Inclusion-of-Thoughts: Mitigating Preference Instability via Purifying the Decision Space
A new self-filtering strategy helps LLMs ignore distracting wrong answers, boosting reasoning performance.
A team of researchers has introduced a novel method called Inclusion-of-Thoughts (IoT) designed to solve a critical weakness in large language models (LLMs): their susceptibility to 'preference instability' when faced with multiple-choice questions containing plausible but incorrect distractors. This instability causes models to oscillate between correct and incorrect answers, undermining reliable evaluation. IoT acts as a progressive self-filtering strategy, where the model systematically identifies and removes implausible options, effectively 'purifying' the decision space. By reconstructing the question with only the most viable choices, IoT reduces cognitive load and allows the model to focus its reasoning power more effectively.

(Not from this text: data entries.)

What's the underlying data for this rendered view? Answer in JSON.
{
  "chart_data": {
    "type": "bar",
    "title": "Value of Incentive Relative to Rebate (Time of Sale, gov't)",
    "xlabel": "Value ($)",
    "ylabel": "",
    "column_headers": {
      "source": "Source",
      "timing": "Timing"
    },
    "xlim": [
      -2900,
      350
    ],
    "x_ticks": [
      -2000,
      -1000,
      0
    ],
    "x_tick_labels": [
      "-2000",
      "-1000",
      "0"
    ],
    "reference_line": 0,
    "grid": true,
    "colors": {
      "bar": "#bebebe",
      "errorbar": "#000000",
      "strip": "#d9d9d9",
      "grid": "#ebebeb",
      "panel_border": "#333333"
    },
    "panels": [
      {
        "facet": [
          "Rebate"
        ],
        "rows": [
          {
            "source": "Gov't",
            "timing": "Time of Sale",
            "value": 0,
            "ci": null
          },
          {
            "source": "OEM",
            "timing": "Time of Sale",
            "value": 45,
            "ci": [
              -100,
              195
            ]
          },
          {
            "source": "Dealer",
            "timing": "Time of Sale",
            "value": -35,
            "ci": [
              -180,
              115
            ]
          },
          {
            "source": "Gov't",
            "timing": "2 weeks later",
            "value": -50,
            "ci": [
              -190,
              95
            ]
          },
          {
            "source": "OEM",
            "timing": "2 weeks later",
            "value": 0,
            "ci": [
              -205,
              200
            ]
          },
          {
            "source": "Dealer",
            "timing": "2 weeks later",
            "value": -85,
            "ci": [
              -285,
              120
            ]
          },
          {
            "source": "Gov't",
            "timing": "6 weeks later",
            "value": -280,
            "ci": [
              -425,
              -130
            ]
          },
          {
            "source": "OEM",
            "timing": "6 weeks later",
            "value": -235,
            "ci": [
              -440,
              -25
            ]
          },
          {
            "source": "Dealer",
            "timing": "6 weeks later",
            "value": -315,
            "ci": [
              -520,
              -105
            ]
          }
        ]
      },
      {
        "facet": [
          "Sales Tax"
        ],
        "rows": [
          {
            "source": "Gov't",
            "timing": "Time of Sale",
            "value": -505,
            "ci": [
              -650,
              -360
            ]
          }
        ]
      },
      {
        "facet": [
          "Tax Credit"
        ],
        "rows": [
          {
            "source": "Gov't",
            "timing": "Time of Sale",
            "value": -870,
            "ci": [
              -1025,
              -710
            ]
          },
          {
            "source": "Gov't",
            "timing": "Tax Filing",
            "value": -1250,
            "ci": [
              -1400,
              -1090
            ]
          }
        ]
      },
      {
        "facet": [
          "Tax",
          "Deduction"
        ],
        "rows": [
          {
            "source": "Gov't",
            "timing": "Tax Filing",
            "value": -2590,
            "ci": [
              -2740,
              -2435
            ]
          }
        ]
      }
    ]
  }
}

Extensive testing demonstrates that IoT substantially boosts the performance of chain-of-thought reasoning across a range of challenging benchmarks, including arithmetic, commonsense reasoning, and educational tasks. Crucially, it achieves these gains with minimal added computational cost, making it a practical enhancement. Beyond raw performance, the method enhances transparency by explicitly documenting the filtering process, offering a clearer window into the model's internal decision-making pathway. This work, detailed in the arXiv preprint 'Inclusion-of-Thoughts: Mitigating Preference Instability via Purifying the Decision Space,' provides a simple yet powerful technique to make LLM reasoning more robust, stable, and interpretable in test settings riddled with tricky alternatives.
- IoT is a progressive self-filtering method that removes implausible distractors from multiple-choice questions, purifying the model's decision space.
- The technique substantially boosts chain-of-thought performance on arithmetic, commonsense, and educational benchmarks with minimal computational overhead.
- By documenting the filtering process, IoT also enhances the transparency and interpretability of the LLM's internal reasoning steps.
Why It Matters
Provides a simple, low-cost method to make LLM evaluations more reliable and reasoning more stable against deceptive answer choices.